Masters thesis for Marthe Sleire Engedahl (Comparative politics, UiB)
Historically high numbers of refugees and the current unwillingness of states to provide refuge to people fleeing persecution have placed the international refugee protection regime under what is often framed as unprecedented pressure. Key refugee protection mechanisms, such as the 1951 Refugee Convention and the right to seek and enjoy asylum, are being questioned by scholars, immigration authorities and heads of government. In this context, the Office of the United Nations High Commissioner for Refugees (UNHCR) aims at fulfilling its 1950 mandate to provide international protection to refugees and delivers assistance and services to millions of displaced people all over the world. Despite being imperative to understanding the scope of the UNHCR’s legal duties and, consequently, the legal entitlements of refugees, the meaning of international protection is left undefined in binding sources of law. Thus, in order to reach a better understanding of UNCHR’s obligations under international law, this thesis aims at
answering what the meaning of ‘international protection’ in UNHCR’s mandate really entails.

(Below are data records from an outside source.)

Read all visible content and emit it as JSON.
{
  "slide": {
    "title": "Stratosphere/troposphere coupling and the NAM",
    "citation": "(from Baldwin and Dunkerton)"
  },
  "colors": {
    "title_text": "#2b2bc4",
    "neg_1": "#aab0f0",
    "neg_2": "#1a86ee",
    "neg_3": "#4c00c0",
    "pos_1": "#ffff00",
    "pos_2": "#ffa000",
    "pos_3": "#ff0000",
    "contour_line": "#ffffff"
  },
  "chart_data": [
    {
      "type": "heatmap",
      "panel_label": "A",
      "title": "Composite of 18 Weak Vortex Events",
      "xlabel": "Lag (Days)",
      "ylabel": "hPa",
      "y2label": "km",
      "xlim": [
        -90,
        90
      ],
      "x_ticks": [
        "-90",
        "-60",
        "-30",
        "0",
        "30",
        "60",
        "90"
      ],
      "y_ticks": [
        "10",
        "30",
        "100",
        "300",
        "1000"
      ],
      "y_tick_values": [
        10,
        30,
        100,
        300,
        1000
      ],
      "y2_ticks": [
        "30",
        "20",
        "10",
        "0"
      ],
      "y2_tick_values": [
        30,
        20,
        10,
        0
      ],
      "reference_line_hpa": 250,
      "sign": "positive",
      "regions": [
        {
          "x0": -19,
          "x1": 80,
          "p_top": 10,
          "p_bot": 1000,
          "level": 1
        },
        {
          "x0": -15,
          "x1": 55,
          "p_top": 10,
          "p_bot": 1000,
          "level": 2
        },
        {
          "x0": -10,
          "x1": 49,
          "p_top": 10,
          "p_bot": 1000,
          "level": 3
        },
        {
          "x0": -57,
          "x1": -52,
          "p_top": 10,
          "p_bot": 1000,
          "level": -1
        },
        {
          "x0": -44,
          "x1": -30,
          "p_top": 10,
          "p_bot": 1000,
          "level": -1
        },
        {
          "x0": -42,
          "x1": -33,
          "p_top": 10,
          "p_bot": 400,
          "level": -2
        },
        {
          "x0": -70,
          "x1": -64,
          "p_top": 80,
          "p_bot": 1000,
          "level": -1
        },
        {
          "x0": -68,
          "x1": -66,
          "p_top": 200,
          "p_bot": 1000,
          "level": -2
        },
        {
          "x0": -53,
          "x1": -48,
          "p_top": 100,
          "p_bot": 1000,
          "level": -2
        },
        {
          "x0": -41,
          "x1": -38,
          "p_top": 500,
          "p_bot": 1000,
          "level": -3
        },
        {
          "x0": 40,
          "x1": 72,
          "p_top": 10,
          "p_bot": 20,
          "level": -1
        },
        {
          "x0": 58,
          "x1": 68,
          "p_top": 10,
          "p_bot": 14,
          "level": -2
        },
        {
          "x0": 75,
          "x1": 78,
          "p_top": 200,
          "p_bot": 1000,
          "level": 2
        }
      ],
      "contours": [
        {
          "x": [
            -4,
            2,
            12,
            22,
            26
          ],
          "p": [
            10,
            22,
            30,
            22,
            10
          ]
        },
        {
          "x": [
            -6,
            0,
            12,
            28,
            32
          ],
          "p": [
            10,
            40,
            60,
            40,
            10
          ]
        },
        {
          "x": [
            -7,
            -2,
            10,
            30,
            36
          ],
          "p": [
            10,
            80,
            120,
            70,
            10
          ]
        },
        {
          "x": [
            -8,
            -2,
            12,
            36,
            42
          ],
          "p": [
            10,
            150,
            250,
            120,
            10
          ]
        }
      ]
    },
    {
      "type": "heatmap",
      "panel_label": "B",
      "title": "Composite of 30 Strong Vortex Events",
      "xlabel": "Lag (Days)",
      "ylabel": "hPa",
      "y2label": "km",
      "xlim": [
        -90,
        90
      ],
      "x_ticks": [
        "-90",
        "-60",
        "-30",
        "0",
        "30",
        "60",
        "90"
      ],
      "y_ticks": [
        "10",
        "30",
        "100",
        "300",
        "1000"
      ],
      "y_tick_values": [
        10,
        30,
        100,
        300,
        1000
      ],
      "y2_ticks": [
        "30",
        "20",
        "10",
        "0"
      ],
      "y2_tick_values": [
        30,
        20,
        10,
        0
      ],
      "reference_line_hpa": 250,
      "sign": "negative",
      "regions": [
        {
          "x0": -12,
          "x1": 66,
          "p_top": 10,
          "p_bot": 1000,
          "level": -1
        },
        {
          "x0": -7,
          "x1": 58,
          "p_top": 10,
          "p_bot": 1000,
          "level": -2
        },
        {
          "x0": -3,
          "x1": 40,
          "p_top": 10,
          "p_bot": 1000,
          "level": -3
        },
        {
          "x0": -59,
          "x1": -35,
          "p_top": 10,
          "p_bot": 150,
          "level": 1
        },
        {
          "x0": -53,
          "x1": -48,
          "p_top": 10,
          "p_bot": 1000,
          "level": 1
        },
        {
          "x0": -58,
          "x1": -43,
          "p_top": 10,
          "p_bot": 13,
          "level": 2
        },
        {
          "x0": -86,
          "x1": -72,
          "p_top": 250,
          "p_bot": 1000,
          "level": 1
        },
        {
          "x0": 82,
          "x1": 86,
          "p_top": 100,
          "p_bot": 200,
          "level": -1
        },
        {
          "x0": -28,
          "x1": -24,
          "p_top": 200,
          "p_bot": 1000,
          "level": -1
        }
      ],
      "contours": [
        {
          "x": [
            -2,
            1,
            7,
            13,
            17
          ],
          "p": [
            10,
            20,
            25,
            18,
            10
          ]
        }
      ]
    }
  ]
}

In order to answer the question, I first interpret ‘international protection’ in light of the legal sources available when UNHCR was established in 1950. Secondly, the analysis studies the supplementary source of law that has evolved during UNHCR’s 68 years long history. The thesis concludes that the provision of ‘international protection’, as a minimum, obligates UNHCR to promote the legal recognition under international law through refugee status and to promote physical safety from persecution through access to the territories of states. Finally, the thesis demonstrates that the original two-fold legal obligation of UNHCR seems to have been lost in interpretation. Today, UNHCR’s focus is on less politically contentious activities. This raises considerable concerns related to accountability of UNHCR and the entitlements of refugees.